6 O Dadaísmo foi um movimento de negação da arte na própria arte (contraditório por si só). Seu objetivo era negar totalmente a cultura, defendia o absurdo, a incoerência, a desordem, o caos. O que está correlacionado, coerentemente, com a ideia despejada no último verso da estrofe: o intuito é reforçar a ideia de falta de sentidos eloquentes no nosso mundo político e também nos cidadãos que criam esse mundo, pois todos nós exercemos política, direta ou indiretamente.

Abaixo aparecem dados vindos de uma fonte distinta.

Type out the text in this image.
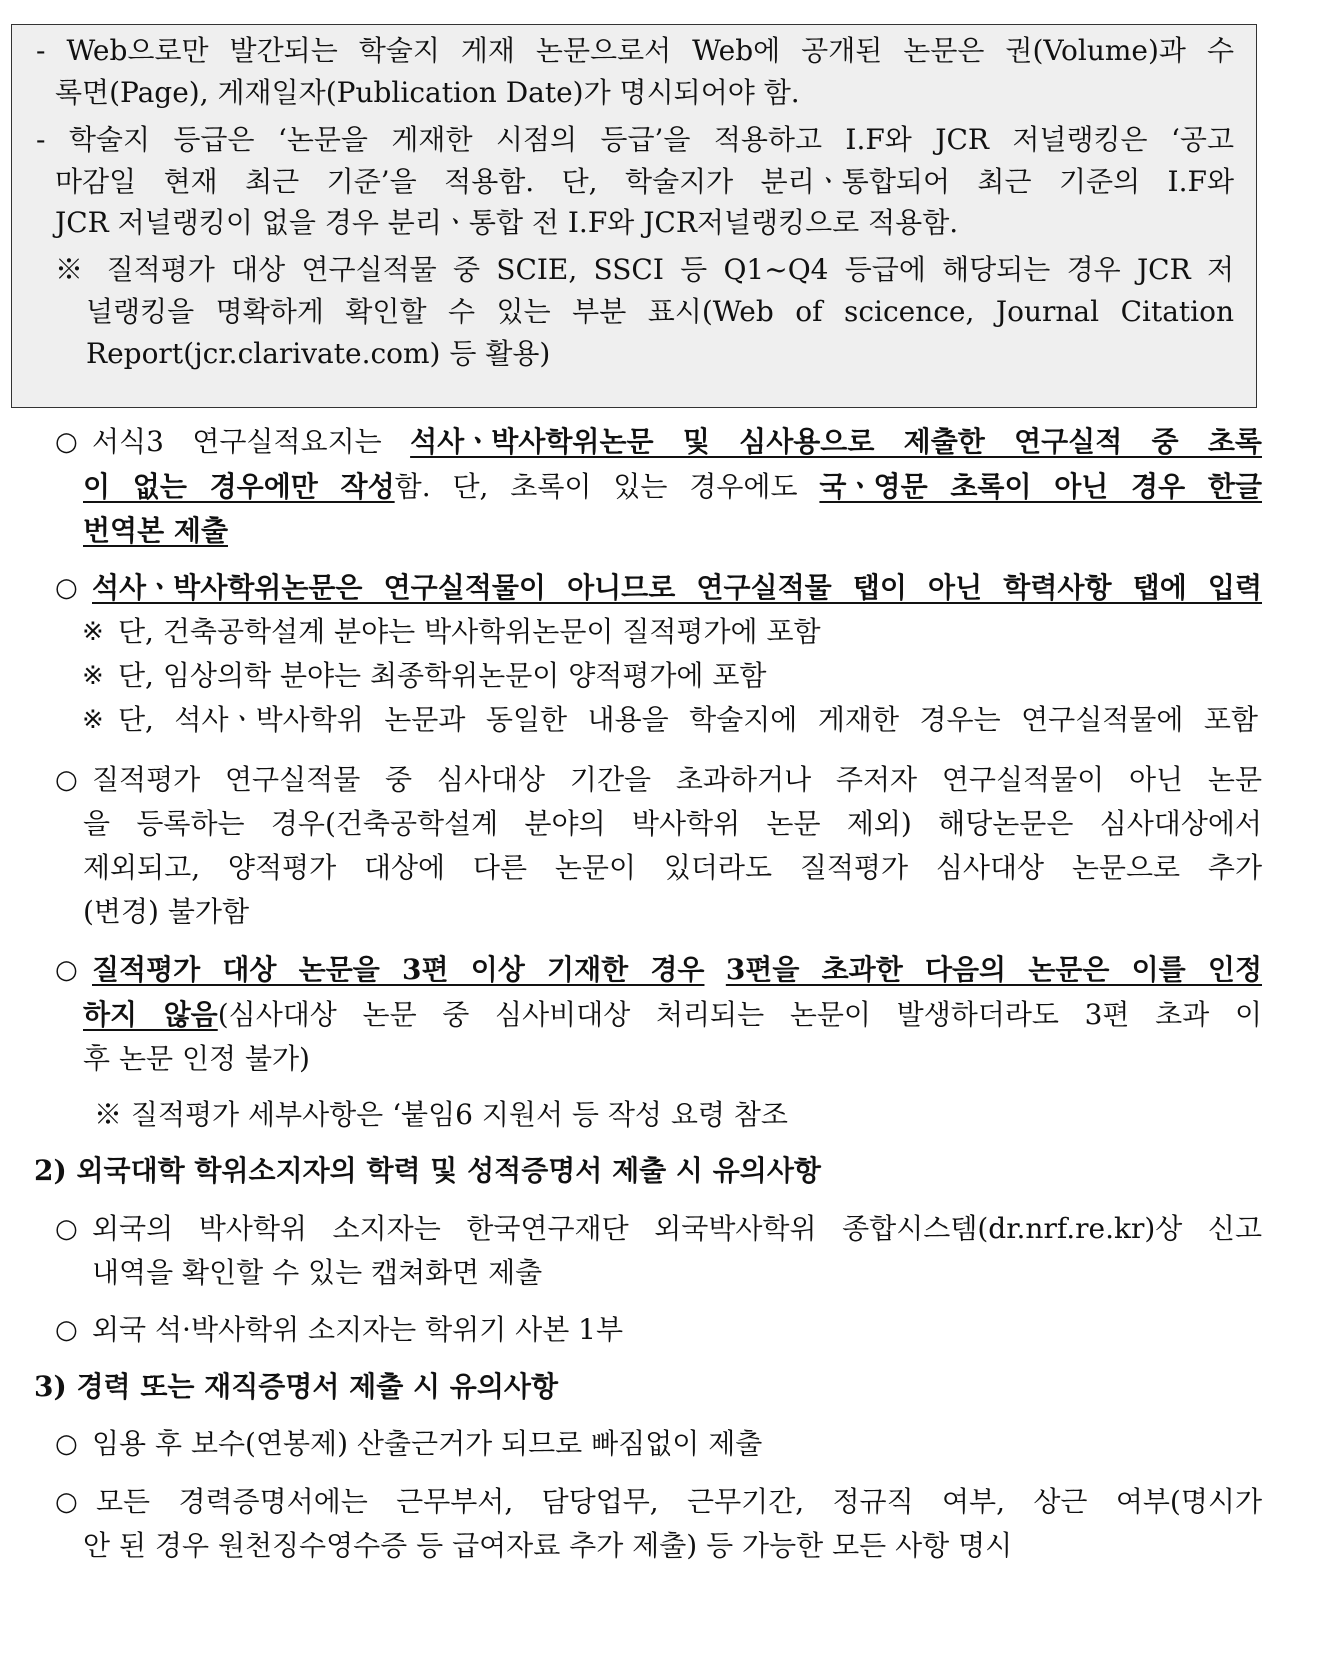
- Web으로만 발간되는 학술지 게재 논문으로서 Web에 공개된 논문은 권(Volume)과 수
록면(Page), 게재일자(Publication Date)가 명시되어야 함.
- 학술지 등급은 ‘논문을 게재한 시점의 등급’을 적용하고 I.F와 JCR 저널랭킹은 ‘공고
마감일 현재 최근 기준’을 적용함. 단, 학술지가 분리ㆍ통합되어 최근 기준의 I.F와
JCR 저널랭킹이 없을 경우 분리ㆍ통합 전 I.F와 JCR저널랭킹으로 적용함.
※ 질적평가 대상 연구실적물 중 SCIE, SSCI 등 Q1~Q4 등급에 해당되는 경우 JCR 저
널랭킹을 명확하게 확인할 수 있는 부분 표시(Web of scicence, Journal Citation
Report(jcr.clarivate.com) 등 활용)
○ 서식3 연구실적요지는 석사ㆍ박사학위논문 및 심사용으로 제출한 연구실적 중 초록
이 없는 경우에만 작성함. 단, 초록이 있는 경우에도 국ㆍ영문 초록이 아닌 경우 한글
번역본 제출
○ 석사ㆍ박사학위논문은 연구실적물이 아니므로 연구실적물 탭이 아닌 학력사항 탭에 입력
※ 단, 건축공학설계 분야는 박사학위논문이 질적평가에 포함
※ 단, 임상의학 분야는 최종학위논문이 양적평가에 포함
※ 단, 석사ㆍ박사학위 논문과 동일한 내용을 학술지에 게재한 경우는 연구실적물에 포함
○ 질적평가 연구실적물 중 심사대상 기간을 초과하거나 주저자 연구실적물이 아닌 논문
을 등록하는 경우(건축공학설계 분야의 박사학위 논문 제외) 해당논문은 심사대상에서
제외되고, 양적평가 대상에 다른 논문이 있더라도 질적평가 심사대상 논문으로 추가
(변경) 불가함
○ 질적평가 대상 논문을 3편 이상 기재한 경우 3편을 초과한 다음의 논문은 이를 인정
하지 않음(심사대상 논문 중 심사비대상 처리되는 논문이 발생하더라도 3편 초과 이
후 논문 인정 불가)
※ 질적평가 세부사항은 ‘붙임6 지원서 등 작성 요령 참조
2) 외국대학 학위소지자의 학력 및 성적증명서 제출 시 유의사항
○ 외국의 박사학위 소지자는 한국연구재단 외국박사학위 종합시스템(dr.nrf.re.kr)상 신고
내역을 확인할 수 있는 캡쳐화면 제출
○ 외국 석·박사학위 소지자는 학위기 사본 1부
3) 경력 또는 재직증명서 제출 시 유의사항
○ 임용 후 보수(연봉제) 산출근거가 되므로 빠짐없이 제출
○ 모든 경력증명서에는 근무부서, 담당업무, 근무기간, 정규직 여부, 상근 여부(명시가
안 된 경우 원천징수영수증 등 급여자료 추가 제출) 등 가능한 모든 사항 명시
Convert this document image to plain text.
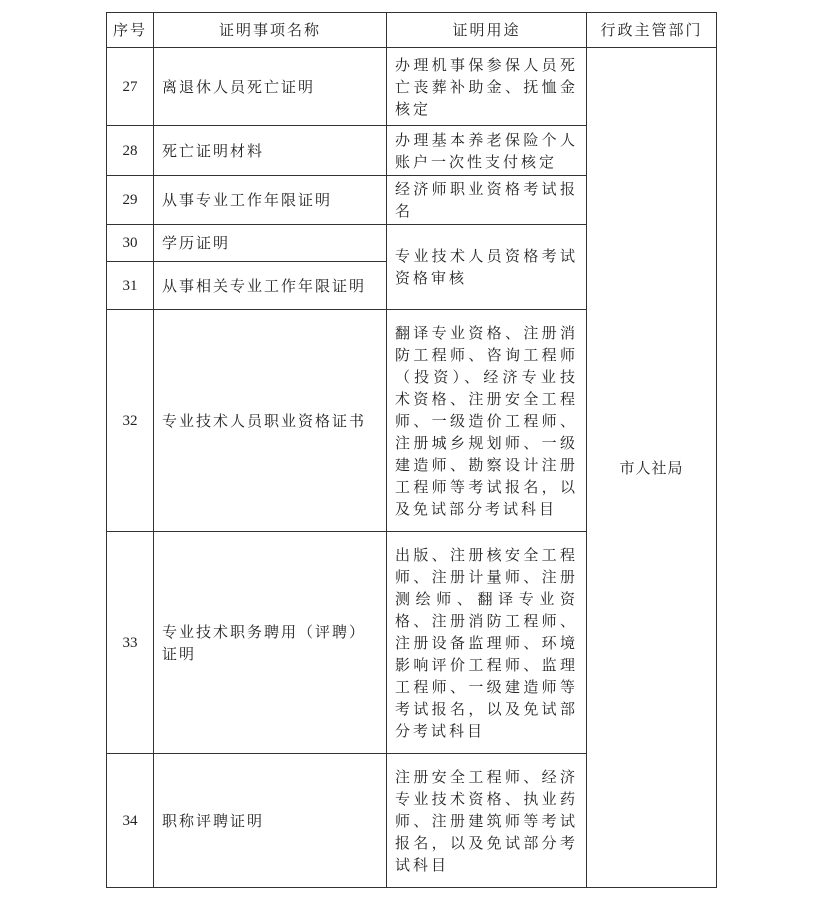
序号	证明事项名称	证明用途	行政主管部门
27	离退休人员死亡证明	办理机事保参保人员死亡丧葬补助金、抚恤金核定	市人社局
28	死亡证明材料	办理基本养老保险个人账户一次性支付核定	
29	从事专业工作年限证明	经济师职业资格考试报名	
30	学历证明	专业技术人员资格考试资格审核	
31	从事相关专业工作年限证明		
32	专业技术人员职业资格证书	翻译专业资格、注册消防工程师、咨询工程师（投资）、经济专业技术资格、注册安全工程师、一级造价工程师、注册城乡规划师、一级建造师、勘察设计注册工程师等考试报名，以及免试部分考试科目	
33	专业技术职务聘用（评聘）证明	出版、注册核安全工程师、注册计量师、注册测绘师、翻译专业资格、注册消防工程师、注册设备监理师、环境影响评价工程师、监理工程师、一级建造师等考试报名，以及免试部分考试科目	
34	职称评聘证明	注册安全工程师、经济专业技术资格、执业药师、注册建筑师等考试报名，以及免试部分考试科目	
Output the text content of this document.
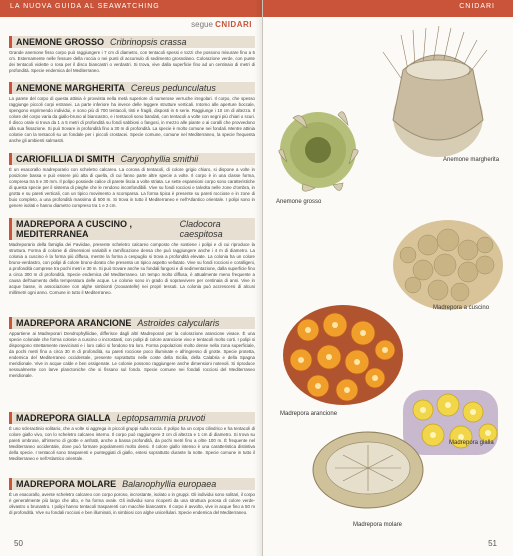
LA NUOVA GUIDA AL SEAWATCHING
segue CNIDARI
ANEMONE GROSSO Cribrinopsis crassa
Grande anemone fisso corpo può raggiungere i 7 cm di diametro, con tentacoli spessi e tozzi che possono misurare fino a 5 cm. Esternamente nelle fessure della roccia o nei punti di accumulo di sedimento grossolano. Colorazione verde, con punte dei tentacoli violette o rosa per il disco biancastri o verdastri. Si trova, vive dalla superficie fino ad un centinaio di metri di profondità. Specie endemica del Mediterraneo.
ANEMONE MARGHERITA Cereus pedunculatus
La parete del corpo di questa attinia è provvista nella metà superiore di numerose verruche irregolari. Il corpo, che spesso raggiunge piccoli corpi estranei. La parte inferiore ha invece delle leggere strutture verticali. Intorno alle aperture boccale, spengono esprimendo individui, e sono più di 700 tentacoli, tinti e fragili, disposti in 6 serie. Raggiunge i 10 cm di altezza. Il colore del corpo varia da giallo-bruno al biancastro, e i tentacoli sono bandati, con tentacoli a volte con segni più chiari o scuri. Il disco orale si trova da 1 a 5 metri di profondità su fondi sabbiosi o fangosi, in mezzo alle piante o ai coralli che provvedono alla sua fissazione. Si può trovare in profondità fino a 30 m di profondità. La specie è molto comune nei fondali. Mentre attinia colonie con la tentacoli su un fondale per i piccoli crostacei. Specie comune, comune nel Mediterraneo, la specie frequenta anche gli ambienti salmastri.
CARIOFILLIA DI SMITH Caryophyllia smithii
È un esacorallo madreporario con scheletro calcareo. La corona di tentacoli, di colore grigio chiaro, si dispone a volte in posizione bassa e può essere più alta di quella, di cui fanno parte altre specie a volte. Il corpo è in una classe forma, compresa tra 5 e 30 mm. Il polipo possiede calice di parete liscia a volte striata. Le sette espansioni corpo sono caratteristiche di questa specie per il sistema di pieghe che le rendono inconfondibili. Vive su fondi rocciosi e talvolta nelle zone d'ombra, in grotta e su pareti verticali, con un tipico movimento a scomparsa. La forma tipica è presente su pareti rocciose e in zone di buio completo, a una profondità massima di 500 m. Si trova in tutto il Mediterraneo e nell'Atlantico orientale. I polipi sono in genere isolati e hanno diametro compreso tra 1 e 2 cm.
MADREPORA A CUSCINO , MEDITERRANEA
Cladocora caespitosa
Madreporario della famiglia dei Faviidae, presente scheletro calcareo composto che sostiene i polipi e di cui riproduce la struttura. Forma di colonie di dimensioni variabili e ramificazione densa che può raggiungere anche i 4 m di diametro. La colonia a cuscino è la forma più diffusa, mentre la forma a cespuglio si trova a profondità elevate. La colonia ha un colore bruno-verdastro, con polipi di colore bruno-dorato che presenta un tipico aspetto vellutato. Vive su fondi rocciosi e coralligeni, a profondità comprese tra pochi metri e 30 m. Si può trovare anche su fondali fangosi e di sedimentazione, dalla superficie fino a circa 300 m di profondità. Specie endemica del Mediterraneo. Un tempo molto diffusa, è attualmente meno frequente a causa dell'aumento della temperatura delle acque. Le colonie sono in grado di sopravvivere per centinaia di anni. Vive in acque basse, in associazione con alghe simbionti (zooxantelle) nei propri tessuti. La colonia può accrescersi di alcuni millimetri ogni anno. Comune in tutto il Mediterraneo.
MADREPORA ARANCIONE Astroides calycularis
Appartiene ai Madreporari Dendrophylliidae, differisce dagli altri Madreporari per la colorazione arancione vivace. È una specie coloniale che forma colonie a cuscino o incrostanti, con polipi di colore arancione vivo e tentacoli molto corti. I polipi si dispongono strettamente ravvicinati e i loro calici si fondono tra loro. Forma popolazioni molto dense nella zona superficiale, da pochi metri fino a circa 30 m di profondità, su pareti rocciose poco illuminate e all'ingresso di grotte. Specie protetta, endemica del Mediterraneo occidentale, presente soprattutto nelle coste della Sicilia, della Calabria e della Spagna meridionale. Vive in acque calde e ben ossigenate. Le colonie possono raggiungere anche dimensioni notevoli. Si riproduce sessualmente con larve planctoniche che si fissano sul fondo. Specie comune nei fondali rocciosi del Mediterraneo meridionale.
MADREPORA GIALLA Leptopsammia pruvoti
È uno scleractinio solitario, che a volte si aggrega in piccoli gruppi sulla roccia. Il polipo ha un corpo cilindrico e ha tentacoli di colore giallo vivo, con lo scheletro calcareo interno. Il corpo può raggiungere 3 cm di altezza e 1 cm di diametro. Si trova su pareti ombrose, all'interno di grotte e anfratti, anche a bassa profondità, da pochi metri fino a oltre 100 m. È frequente nel Mediterraneo occidentale, dove può formare popolamenti molto densi. Il colore giallo intenso è una caratteristica distintiva della specie. I tentacoli sono trasparenti e punteggiati di giallo, estesi soprattutto durante la notte. Specie comune in tutto il Mediterraneo e nell'Atlantico orientale.
MADREPORA MOLARE Balanophyllia europaea
È un esacorallo, avente scheletro calcareo con corpo poroso, incrostante, isolato o in gruppi. Gli individui sono solitari, il corpo è generalmente più largo che alto, e ha forma ovale. Gli individui sono ricoperti da una struttura porosa di colore verde-olivastro o brunastro. I polipi hanno tentacoli trasparenti con macchie biancastre. Il corpo è avvolto, vive in acque fino a 50 m di profondità. Vive su fondali rocciosi e ben illuminati, in simbiosi con alghe unicellulari. Specie endemica del Mediterraneo.
50
CNIDARI
Anemone margherita
Anemone grosso
Madrepora a cuscino
Madrepora arancione
Madrepora gialla
Madrepora molare
51
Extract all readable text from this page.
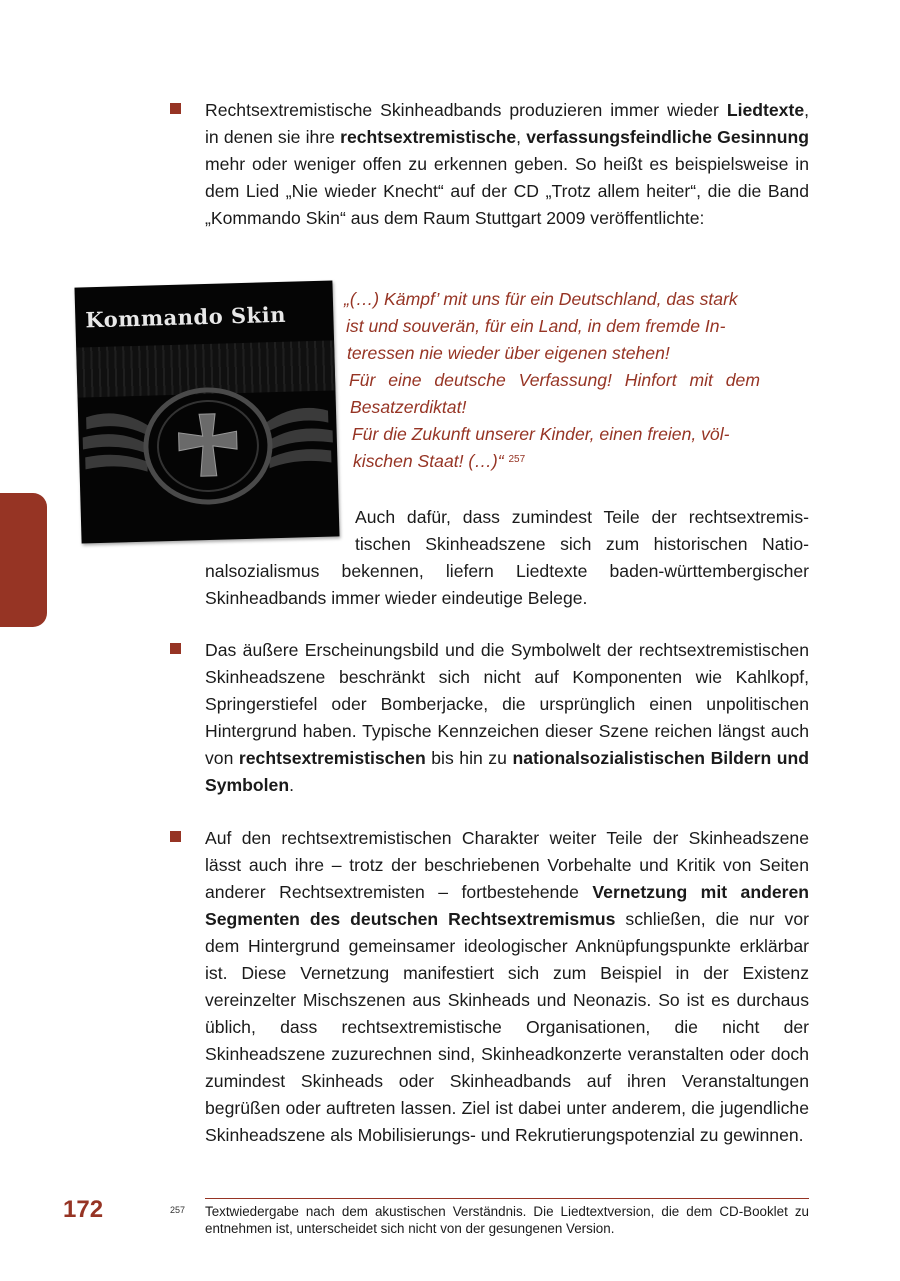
Rechtsextremistische Skinheadbands produzieren immer wieder Liedtexte, in denen sie ihre rechtsextremistische, verfassungsfeindliche Gesinnung mehr oder weniger offen zu erkennen geben. So heißt es beispielsweise in dem Lied „Nie wieder Knecht“ auf der CD „Trotz allem heiter“, die die Band „Kommando Skin“ aus dem Raum Stuttgart 2009 veröffentlichte:

Kommando Skin
„(…) Kämpf’ mit uns für ein Deutschland, das stark
ist und souverän, für ein Land, in dem fremde In-
teressen nie wieder über eigenen stehen!
Für eine deutsche Verfassung! Hinfort mit dem
Besatzerdiktat!
Für die Zukunft unserer Kinder, einen freien, völ-
kischen Staat! (…)“ $^{257}$

Auch dafür, dass zumindest Teile der rechtsextremis-

tischen Skinheadszene sich zum historischen Natio-

nalsozialismus bekennen, liefern Liedtexte baden-württembergischer

Skinheadbands immer wieder eindeutige Belege.

Das äußere Erscheinungsbild und die Symbolwelt der rechtsextremistischen Skinheadszene beschränkt sich nicht auf Komponenten wie Kahlkopf, Springerstiefel oder Bomberjacke, die ursprünglich einen unpolitischen Hintergrund haben. Typische Kennzeichen dieser Szene reichen längst auch von rechtsextremistischen bis hin zu nationalsozialistischen Bildern und Symbolen.

Auf den rechtsextremistischen Charakter weiter Teile der Skinheadszene lässt auch ihre – trotz der beschriebenen Vorbehalte und Kritik von Seiten anderer Rechtsextremisten – fortbestehende Vernetzung mit anderen Segmenten des deutschen Rechtsextremismus schließen, die nur vor dem Hintergrund gemeinsamer ideologischer Anknüpfungspunkte erklärbar ist. Diese Vernetzung manifestiert sich zum Beispiel in der Existenz vereinzelter Mischszenen aus Skinheads und Neonazis. So ist es durchaus üblich, dass rechtsextremistische Organisationen, die nicht der Skinheadszene zuzurechnen sind, Skinheadkonzerte veranstalten oder doch zumindest Skinheads oder Skinheadbands auf ihren Veranstaltungen begrüßen oder auftreten lassen. Ziel ist dabei unter anderem, die jugendliche Skinheadszene als Mobilisierungs- und Rekrutierungspotenzial zu gewinnen.

172	257 Textwiedergabe nach dem akustischen Verständnis. Die Liedtextversion, die dem CD-Booklet zu entnehmen ist, unterscheidet sich nicht von der gesungenen Version.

Todavia, assim como o dadaísmo, praticamente, nega-se a si mesmo, mais do que nunca, a política – cujo significado do grego remete a uma comunidade/sociedade que preza pelo BEM COMUM DOS CIDADÃOS –, não tem sido direcionada para o seu propósito inicial e correto; as decisões não são pensadas e avaliadas corretamente quando são tomadas, quer seja pelos governantes, quer seja pelos governados.
De tudo que é dito por todos esses, quase tudo não faz sentido e o pouco que faz (grande parte das vezes) é mera hipocrisia disfarçada, também, de cobiça.
7 O Homem é responsável pela sua própria voz, mas também, em consequência, pela voz da Morte que alimenta e fomenta, em troca de nada.
8 O homem, por carregar o peso do intelecto – que, por vezes, parece não existir, – é responsável por tudo aquilo que mata e destrói no mundo, pois ao matar, mesmo que não perceba, também estar a matar a si próprio. Ao destruir a natureza, se destrói aos poucos, ao matar seus irmãos e irmãs, se mata também.
9 “Dahm Hanaki”: significa ‘sangue inocente’ em hebraico. Há uma passagem em Deuteronômio 19:10-12 (NVI) que alerta o Homem acerca da escolha fatal: escolher a morte e não a vida: “Façam isso para que não se derrame sangue inocente na terra que o Senhor, o seu Deus, dá a vocês por herança e para que não sejam culpados de derramamento de sangue.”
Recebemos uma Terra, uma herança, ainda que imperfeita, e temos falhado em mantê-la, em protegê-la, em cuidar daquilo que conhecemos como lar. Mais uma vez, temos desobedecido, assim como no início de tudo, e as consequências desse ato, serão desastrosas (já estamos vendo muitas).